Preparation tips from MedStar, Centers for Disease Control and Prevention, and Austin Water include:
- Prepare your home: Test batteries in your smoke and carbon monoxide detectors. Turn off and cover outside faucets. Remove connected hoses and cover outdoor faucets. Turn off and drain automatic sprinkler systems.
- Get important phone numbers, including for your health care providers, pharmacy, and veterinarian.
- Make sure you have enough medication for several days on hand.
- If you rely on medical devices in your home, have a backup plan in case you lose power for an extended period of time, such as a backup generator or battery pack and backup oxygen bottles.

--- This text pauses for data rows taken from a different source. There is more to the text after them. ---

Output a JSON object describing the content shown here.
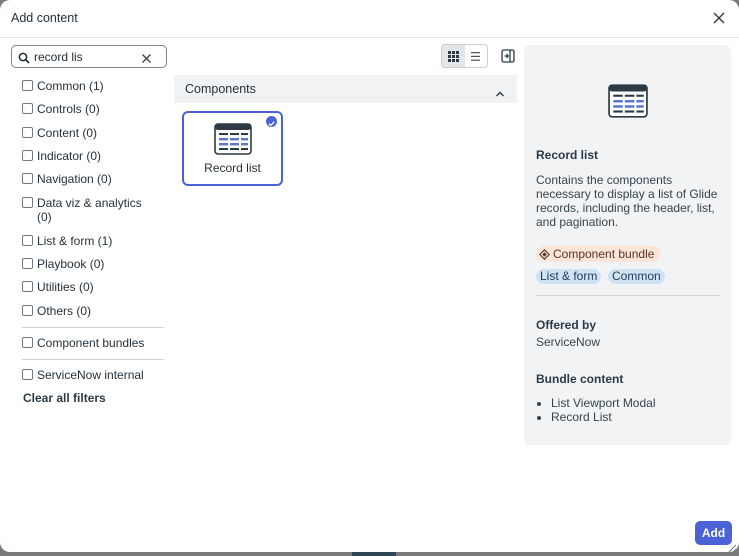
{
  "dialog": {
    "title": "Add content"
  },
  "search": {
    "value": "record lis",
    "placeholder": "Search"
  },
  "filters": [
    {
      "label": "Common (1)"
    },
    {
      "label": "Controls (0)"
    },
    {
      "label": "Content (0)"
    },
    {
      "label": "Indicator (0)"
    },
    {
      "label": "Navigation (0)"
    },
    {
      "label": "Data viz & analytics (0)"
    },
    {
      "label": "List & form (1)"
    },
    {
      "label": "Playbook (0)"
    },
    {
      "label": "Utilities (0)"
    },
    {
      "label": "Others (0)"
    }
  ],
  "extra_filters": {
    "component_bundles": "Component bundles",
    "servicenow_internal": "ServiceNow internal"
  },
  "clear_all": "Clear all filters",
  "view": {
    "mode": "grid"
  },
  "section": {
    "title": "Components",
    "expanded": true
  },
  "cards": [
    {
      "label": "Record list",
      "selected": true
    }
  ],
  "detail": {
    "title": "Record list",
    "description": "Contains the components necessary to display a list of Glide records, including the header, list, and pagination.",
    "bundle_badge": "Component bundle",
    "tags": [
      "List & form",
      "Common"
    ],
    "offered_by_label": "Offered by",
    "offered_by": "ServiceNow",
    "bundle_content_label": "Bundle content",
    "bundle_content": [
      "List Viewport Modal",
      "Record List"
    ]
  },
  "actions": {
    "add": "Add"
  },
  "colors": {
    "accent": "#4b63d6",
    "bundle_badge_bg": "#fbe4d8",
    "tag_bg": "#cfe3f4",
    "panel_bg": "#f2f3f4"
  }
}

- Create a communication plan for your family.
- Know how to get reliable information during the weather event, such as the National Weather Service.
- Gather food, water and supplies in case you need to stay home for several days without power.
- Check on family and neighbors who are especially at risk from cold weather hazards: young children, older adults and people living with chronic illness.
- Bring pets inside. If you cannot bring them inside, provide adequate, warm shelter and unfrozen water to drink.
Take Precautions Outdoors
People exposed to extreme cold are susceptible to frostbite in a matter of minutes. Areas most prone to frostbite are uncovered skin and the extremities, such as hands and feet.
- Wear appropriate outdoor clothing: wear a tightly woven, preferably wind-resistant coat or jacket; inner layers of light, warm clothing; mittens; hats; scarves; and waterproof boots.
- Sprinkle cat litter or sand on any icy patches.
- Learn safety precautions to follow when outdoors.
- Work slowly when doing outside chores.
- Take a buddy and an emergency kit when you are participating in outdoor recreation.
- Carry a cell phone.
Do This When You Plan to Travel or Have a lengthy Commute
- Keep the gas tank full in case of power outages and to avoid ice in the tank and fuel lines.
- Check your tires – do they have adequate tread and air pressure?
- Check the heater, defroster, brakes, brake fluid, ignition, emergency flashers, exhaust, oil, and battery to make sure they are in good working order.
- Pack an emergency bag for your car. It’s a good idea to have blankets, warm clothing, hats, gloves and nonperishable snacks available in case you become stuck in winter weather.
- Bring along jumper cables.
- Keep your cell phone charged.
- Turn off water at the meter and set your thermostat to 65 degrees or higher before leaving town.
If the power does go out, be very cautious of carbon monoxide.
- Don’t use anything such as a BBQ grill or propane tank to heat your home.
- Don’t run a vehicle inside of a garage attached to your home.
- Don’t heat your home with a gas oven or stovetop.
- Don’t burn charcoal inside of your home.
- Do seek medical attention if you suspect carbon monoxide poisoning.
- Do ensure the carbon monoxide detectors in your home are properly functioning and installed in areas that will wake you if it alarms.
- Do check for local resources, such as warming shelters, to keep your family safe.